Melissa Jane Osborne intègre des citations de Barrie, mais en en raturant une partie, car ce n’est pas d’un héros mais d’une héroïne qu’il s’agit. « La vie d’un homme d’une fille est un journal dans lequel il elle voudrait écrire une histoire mais en écrit une autre », par exemple. Une dimension loin d’être secondaire, puisque l’autrice revisite tout un pan de la culture mondiale avec les yeux d’une fille.
Double aussi parce que le livre que l’on tient entre nos mains est précisément ce carnet de dessin que Wendy se voit imposer par sa psy. Ne débute-t-il d’ailleurs pas par ces mots : « Ce livre appartient à Wendy » ? À plusieurs moments de l’histoire, Melissa Jane Osborne a recours au motif du « livre dans le livre » (Wendy tient ce même livre que l’on est en train de lire), en finesse, comme en passant.
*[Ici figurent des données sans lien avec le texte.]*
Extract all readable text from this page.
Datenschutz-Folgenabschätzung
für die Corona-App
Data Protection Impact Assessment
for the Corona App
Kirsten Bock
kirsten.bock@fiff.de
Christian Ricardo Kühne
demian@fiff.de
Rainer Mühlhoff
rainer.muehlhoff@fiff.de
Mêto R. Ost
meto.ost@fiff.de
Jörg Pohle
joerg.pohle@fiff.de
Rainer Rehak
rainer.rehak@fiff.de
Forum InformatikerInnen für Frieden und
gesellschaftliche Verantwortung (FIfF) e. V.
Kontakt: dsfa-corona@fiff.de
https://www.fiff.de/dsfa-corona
Façon de rappeler que tout, ici, est un jeu de miroirs multiples, et que tout est vrai puisque tout est illusion. Le titre peut ainsi s’entendre comme « Le projet Wendy » (créé par Fish et Osborne) et « Le projet de Wendy » (dont Wendy elle-même est l’autrice).
Toujours au rayon des doubles, il est vraiment difficile de séparer le scénario du dessin. Les deux fusionnent de façon assez remarquable, entre crayonnés noir et blanc pour la vie morne de tous les jours, la vie sans Michael, et l’irruption de la couleur lorsque Neverland s’invite brusquement. Qu’il s’agisse d’un discret « Garçons perdus » tagués sur un casier, ou de ce carnet de dessin de Wendy où s’expriment peu à peu ses croyances en cet autre monde, ce « pays de jamais » dont le mot « toujours » semble la clé.
De la couleur en petite touche, mais qui peut aller jusqu’au déferlement quand Wendy perd pied et se noie dans la tristesse, la culpabilité, le besoin de savoir Michael vivant, de savoir qu’il y a un autre monde où tout est possible, un monde que l’on peut atteindre en y croyant suffisamment fort. Et même s’il faut, pour cela, rejouer un accident de voiture (peut-être) mortel.
La narration avance en parfaite fluidité. Melissa Jane Osborne prend le cœur de son lecteur et ne le lâche plus, tandis que le trait de Veronica Fish, liquide, souple, sensoriel, n’est pas sans rappeler l’approche de Craig Thompson, auteur des merveilleux Blankets et Habibi.
En accompagnement : le Peter Pan de Loisel, comme l’autre face d’une même pièce, nettement plus grinçante et rugueuse.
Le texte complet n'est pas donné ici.